The dichotomous role of H2S in cancer cell biology? Déjà vu all over again

Abstract

Nitric oxide (NO) a gaseous free radical is one of the ten smallest molecules found in nature, while hydrogen sulfide (H₂S) is a gas that bears the pungent smell of rotten eggs. Both are toxic yet they are gasotransmitters of physiological relevance. There appears to be an uncanny resemblance between the general actions of these two gasotransmitters in health and disease. The role of NO and H₂S in cancer has been quite perplexing, as both tumor promotion and inflammatory activities as well as anti-tumor and antiinflammatory properties have been described. These paradoxes have been explained for both gasotransmitters in terms of each having a dual or biphasic effect that is dependent on the local flux of each gas. In this review/commentary, I have discussed the major roles of NO and H₂S in carcinogenesis, evaluating their dual nature, focusing on the enzymes that contribute to this paradox and evaluate the pros and cons of inhibiting or inducing each of these enzymes.
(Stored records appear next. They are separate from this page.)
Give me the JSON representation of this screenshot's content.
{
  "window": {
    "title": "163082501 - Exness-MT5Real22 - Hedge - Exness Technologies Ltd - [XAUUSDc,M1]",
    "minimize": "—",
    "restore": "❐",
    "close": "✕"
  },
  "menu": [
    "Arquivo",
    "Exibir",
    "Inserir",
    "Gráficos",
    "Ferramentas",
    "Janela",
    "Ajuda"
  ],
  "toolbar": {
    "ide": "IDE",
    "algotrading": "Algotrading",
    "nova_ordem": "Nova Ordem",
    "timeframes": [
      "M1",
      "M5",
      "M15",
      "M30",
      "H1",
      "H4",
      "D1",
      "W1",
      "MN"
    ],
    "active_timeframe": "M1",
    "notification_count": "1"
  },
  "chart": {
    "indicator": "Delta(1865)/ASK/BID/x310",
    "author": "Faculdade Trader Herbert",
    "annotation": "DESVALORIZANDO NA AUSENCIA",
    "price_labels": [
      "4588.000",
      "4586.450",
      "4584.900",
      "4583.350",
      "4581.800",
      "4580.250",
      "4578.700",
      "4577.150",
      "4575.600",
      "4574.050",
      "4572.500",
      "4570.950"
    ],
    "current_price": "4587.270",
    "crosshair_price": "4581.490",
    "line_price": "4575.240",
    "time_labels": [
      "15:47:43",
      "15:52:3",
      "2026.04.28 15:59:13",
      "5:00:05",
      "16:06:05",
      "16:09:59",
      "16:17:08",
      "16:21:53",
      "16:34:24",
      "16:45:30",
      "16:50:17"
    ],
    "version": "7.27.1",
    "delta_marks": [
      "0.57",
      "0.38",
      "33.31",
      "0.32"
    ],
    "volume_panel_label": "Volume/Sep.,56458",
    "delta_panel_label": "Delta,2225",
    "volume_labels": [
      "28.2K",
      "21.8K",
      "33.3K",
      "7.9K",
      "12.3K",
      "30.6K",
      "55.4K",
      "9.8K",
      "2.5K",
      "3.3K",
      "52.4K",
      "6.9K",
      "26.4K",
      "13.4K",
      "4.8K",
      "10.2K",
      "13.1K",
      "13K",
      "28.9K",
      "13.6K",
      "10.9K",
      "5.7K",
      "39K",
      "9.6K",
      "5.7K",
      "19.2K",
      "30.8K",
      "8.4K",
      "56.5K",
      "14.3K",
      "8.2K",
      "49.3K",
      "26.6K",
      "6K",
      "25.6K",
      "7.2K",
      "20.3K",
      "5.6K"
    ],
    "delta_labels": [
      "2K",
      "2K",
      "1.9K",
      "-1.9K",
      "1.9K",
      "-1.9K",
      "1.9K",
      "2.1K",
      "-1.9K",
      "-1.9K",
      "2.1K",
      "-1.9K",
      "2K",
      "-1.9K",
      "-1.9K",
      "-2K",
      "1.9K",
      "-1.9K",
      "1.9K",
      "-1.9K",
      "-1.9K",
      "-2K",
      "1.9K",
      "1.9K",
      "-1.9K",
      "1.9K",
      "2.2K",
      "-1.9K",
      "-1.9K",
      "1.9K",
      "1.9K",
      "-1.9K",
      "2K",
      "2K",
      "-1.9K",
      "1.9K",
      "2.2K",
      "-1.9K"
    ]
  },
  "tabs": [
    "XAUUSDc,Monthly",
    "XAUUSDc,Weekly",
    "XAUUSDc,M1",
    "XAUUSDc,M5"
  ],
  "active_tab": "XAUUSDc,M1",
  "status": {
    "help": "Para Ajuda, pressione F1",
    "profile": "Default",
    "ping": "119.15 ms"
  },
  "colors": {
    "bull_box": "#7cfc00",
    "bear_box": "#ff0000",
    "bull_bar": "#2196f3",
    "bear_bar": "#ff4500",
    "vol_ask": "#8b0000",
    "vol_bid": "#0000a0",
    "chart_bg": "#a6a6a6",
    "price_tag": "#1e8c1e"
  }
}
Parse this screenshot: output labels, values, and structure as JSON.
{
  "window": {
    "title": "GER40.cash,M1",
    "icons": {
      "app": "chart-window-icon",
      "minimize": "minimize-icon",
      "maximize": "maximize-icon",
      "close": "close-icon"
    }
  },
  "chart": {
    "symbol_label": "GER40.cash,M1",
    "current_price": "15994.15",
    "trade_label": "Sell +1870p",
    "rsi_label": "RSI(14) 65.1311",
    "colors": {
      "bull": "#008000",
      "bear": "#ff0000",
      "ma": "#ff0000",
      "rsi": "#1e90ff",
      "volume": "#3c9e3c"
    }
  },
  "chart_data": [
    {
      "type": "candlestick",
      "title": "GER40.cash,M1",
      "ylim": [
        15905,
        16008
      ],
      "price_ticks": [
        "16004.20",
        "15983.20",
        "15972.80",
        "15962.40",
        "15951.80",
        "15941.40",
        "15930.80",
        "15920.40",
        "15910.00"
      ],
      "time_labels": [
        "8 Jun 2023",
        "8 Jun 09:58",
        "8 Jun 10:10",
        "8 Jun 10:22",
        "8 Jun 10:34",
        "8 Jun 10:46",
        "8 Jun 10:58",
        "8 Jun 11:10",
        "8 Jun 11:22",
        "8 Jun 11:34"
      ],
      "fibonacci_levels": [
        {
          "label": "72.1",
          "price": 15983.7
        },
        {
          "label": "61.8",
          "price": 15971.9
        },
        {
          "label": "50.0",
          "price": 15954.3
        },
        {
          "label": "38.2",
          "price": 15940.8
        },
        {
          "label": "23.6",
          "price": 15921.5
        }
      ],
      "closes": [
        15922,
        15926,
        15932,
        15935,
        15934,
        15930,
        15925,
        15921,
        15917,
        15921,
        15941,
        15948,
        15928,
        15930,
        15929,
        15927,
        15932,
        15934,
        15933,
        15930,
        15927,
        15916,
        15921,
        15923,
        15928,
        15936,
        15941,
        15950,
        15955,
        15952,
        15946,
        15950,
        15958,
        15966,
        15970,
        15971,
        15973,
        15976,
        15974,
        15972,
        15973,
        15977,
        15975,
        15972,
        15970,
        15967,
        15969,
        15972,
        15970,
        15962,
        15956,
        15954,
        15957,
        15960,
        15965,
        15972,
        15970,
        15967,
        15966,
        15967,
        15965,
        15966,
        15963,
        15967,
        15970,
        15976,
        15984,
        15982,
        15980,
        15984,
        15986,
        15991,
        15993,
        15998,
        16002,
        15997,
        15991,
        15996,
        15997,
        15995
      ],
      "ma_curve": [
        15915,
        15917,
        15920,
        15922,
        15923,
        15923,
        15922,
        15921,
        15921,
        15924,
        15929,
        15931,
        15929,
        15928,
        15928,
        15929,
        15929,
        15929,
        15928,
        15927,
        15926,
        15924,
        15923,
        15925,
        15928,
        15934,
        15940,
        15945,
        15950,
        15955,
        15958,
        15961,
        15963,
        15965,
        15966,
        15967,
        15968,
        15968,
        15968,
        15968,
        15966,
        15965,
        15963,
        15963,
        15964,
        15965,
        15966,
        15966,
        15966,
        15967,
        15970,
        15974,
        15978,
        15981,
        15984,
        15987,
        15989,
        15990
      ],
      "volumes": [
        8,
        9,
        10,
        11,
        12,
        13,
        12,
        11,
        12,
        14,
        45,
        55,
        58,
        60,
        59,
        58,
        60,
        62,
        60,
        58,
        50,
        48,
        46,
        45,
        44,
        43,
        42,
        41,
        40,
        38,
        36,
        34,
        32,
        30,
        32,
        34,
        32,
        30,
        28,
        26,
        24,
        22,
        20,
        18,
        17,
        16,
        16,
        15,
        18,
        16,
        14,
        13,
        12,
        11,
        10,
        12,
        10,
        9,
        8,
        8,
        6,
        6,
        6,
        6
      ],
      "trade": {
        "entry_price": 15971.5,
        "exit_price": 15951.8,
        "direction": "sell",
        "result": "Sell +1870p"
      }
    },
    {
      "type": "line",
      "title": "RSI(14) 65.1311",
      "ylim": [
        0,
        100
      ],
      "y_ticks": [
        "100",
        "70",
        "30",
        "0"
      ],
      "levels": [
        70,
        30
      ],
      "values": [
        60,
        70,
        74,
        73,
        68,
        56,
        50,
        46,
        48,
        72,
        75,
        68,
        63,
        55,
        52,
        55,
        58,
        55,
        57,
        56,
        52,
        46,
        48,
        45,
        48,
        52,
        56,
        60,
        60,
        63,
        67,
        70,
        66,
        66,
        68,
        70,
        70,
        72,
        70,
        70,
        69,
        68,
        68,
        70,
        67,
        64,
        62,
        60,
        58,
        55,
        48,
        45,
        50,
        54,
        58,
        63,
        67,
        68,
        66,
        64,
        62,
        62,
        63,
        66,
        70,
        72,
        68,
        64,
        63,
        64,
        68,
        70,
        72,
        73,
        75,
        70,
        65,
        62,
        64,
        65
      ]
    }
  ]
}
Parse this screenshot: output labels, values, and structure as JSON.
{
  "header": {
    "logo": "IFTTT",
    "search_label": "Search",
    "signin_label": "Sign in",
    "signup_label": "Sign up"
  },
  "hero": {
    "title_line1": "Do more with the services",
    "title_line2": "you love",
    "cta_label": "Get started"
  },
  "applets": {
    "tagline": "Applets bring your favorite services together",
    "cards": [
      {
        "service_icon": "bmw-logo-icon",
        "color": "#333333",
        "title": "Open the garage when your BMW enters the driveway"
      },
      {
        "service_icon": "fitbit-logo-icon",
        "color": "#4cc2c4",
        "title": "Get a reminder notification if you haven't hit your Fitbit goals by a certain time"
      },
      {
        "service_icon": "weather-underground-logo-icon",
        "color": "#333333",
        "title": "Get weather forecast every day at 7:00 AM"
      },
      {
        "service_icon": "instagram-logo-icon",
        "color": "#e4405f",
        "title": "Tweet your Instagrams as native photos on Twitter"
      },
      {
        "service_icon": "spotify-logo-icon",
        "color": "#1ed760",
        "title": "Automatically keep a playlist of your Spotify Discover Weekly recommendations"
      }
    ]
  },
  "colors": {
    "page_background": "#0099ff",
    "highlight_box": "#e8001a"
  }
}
Keywords: CBS; CSE; Carcinogenesis; Hydrogen sulfide; Nitric oxide; iNOS.

Figure 1

Biosynthesis of nitric oxide and hydrogen sulfide. NO is produced by three nitric oxide synthase (NOS) isoforms: neuronal, endothelial, and inducible (nNOS, eNOS, and iNOS) that catalyze the oxidation of L-arginine to L-citrulline. NO is also produced through reduction of nitrite/nitrate under low oxygen conditions. H₂S is generated from oxidation of the substrates L- homocysteine, cystathionine, L-cysteine and 3-mercaptopyruvate through the enzymes cystathionine β-synthase (CBS) and cystathionine γ-lyase (CSE) and 3-mercaptopyruvate sulfurtransferase (3-MST). α-ketobutyrate, lanthionine, L-serine and pyruvate are the secondary products formed. Alternatively, production of H₂S occurs non-enzymatically from various storage forms of sulfur like thiosulfate, thiocysteine and sulfite. NO reacts with the active site of soluble guanylate cyclase (sGC) and produces cyclic GMP leading to vasorelaxation. Whereas H₂S raises cGMP levels through inhibition of phosphodiesterase 5A (PDE5A) an enzyme that catabolizes it. NO can affect cellular proteins by producing peroxynitrite which in turn can interact with cysteine residues to form S-nitrosothiols (RSNO). H₂S can also interact with sulfhydryl group of cysteines and proteins to form persulfides (R-SSH).

Figure 2

NO-H₂S cross-talk in the vascular tissue. H₂S decreases the expression level of NO-synthase (eNOS) in a cell-free system [128], while NO can either inhibit CBS activity in a cell free system [127] or increases the expression levels of CSE and CBS [11] to increase H₂S synthesis. H₂S activates eNOS by an Akt-dependent phosphorylation of the protein [132]. NO can interact with H₂S to form HSNO [138] and H₂S_n [139]; H₂S can interact with NO₂⁻ [124] or with RSNO [147, 148] to produce NO. H₂S decreases the sensitivity of the cGMP pathways and also it modifies K_Ca channels to decrease their sensitivity to NO. Solid arrows (blue) indicate stimulatory, while T-shaped arrows (red) indicate inhibitory inputs.

Figure 3

Chemical structures of selected NO-donating compounds. (A) NO-NSAIDs. (B) Activation of diazeniumdiolate prodrugs to release NO or HNO. (C) Structures of IPA/NO-aspirin and DEA/NO-aspirin. (D) JS-K; (E) PABA/NO and (F) RRx-001.

Figure 4

Synthetic H₂S-donating compounds. (A) GYY4137 a slow H₂S generating compound. (B) ADT (anethole dithiolethione); ADT-OH, (5-(4-hydroxyphenyl)-3H-1,2-dithiole-3-thione, releases H₂S); (C) various H₂S-donating NSAIDs; (D) TBZ (4-hydroxy benzothiazamide, releases H₂S); (E) ATB-346, H₂S-donating naproxen; (F) ATB-429, H₂S-donating mesalamine; (G and H) NBS-1120 and NBS-1121, NOSH-aspirin, dual NO- and H₂S-donating hybrids of aspirin; (I) AVT-219, NOSH-naproxen, dual NO- and H₂S-donating hybrid of naproxen; (J) 3-butyl-1,2-dithiolane, releases H₂S.

Figure 5

(A) AP39, a mitochondrial-targeting H₂S-donor; (B) GIC-1001, trimebutine salt; (C) SG-1002, polyvalent sulfur.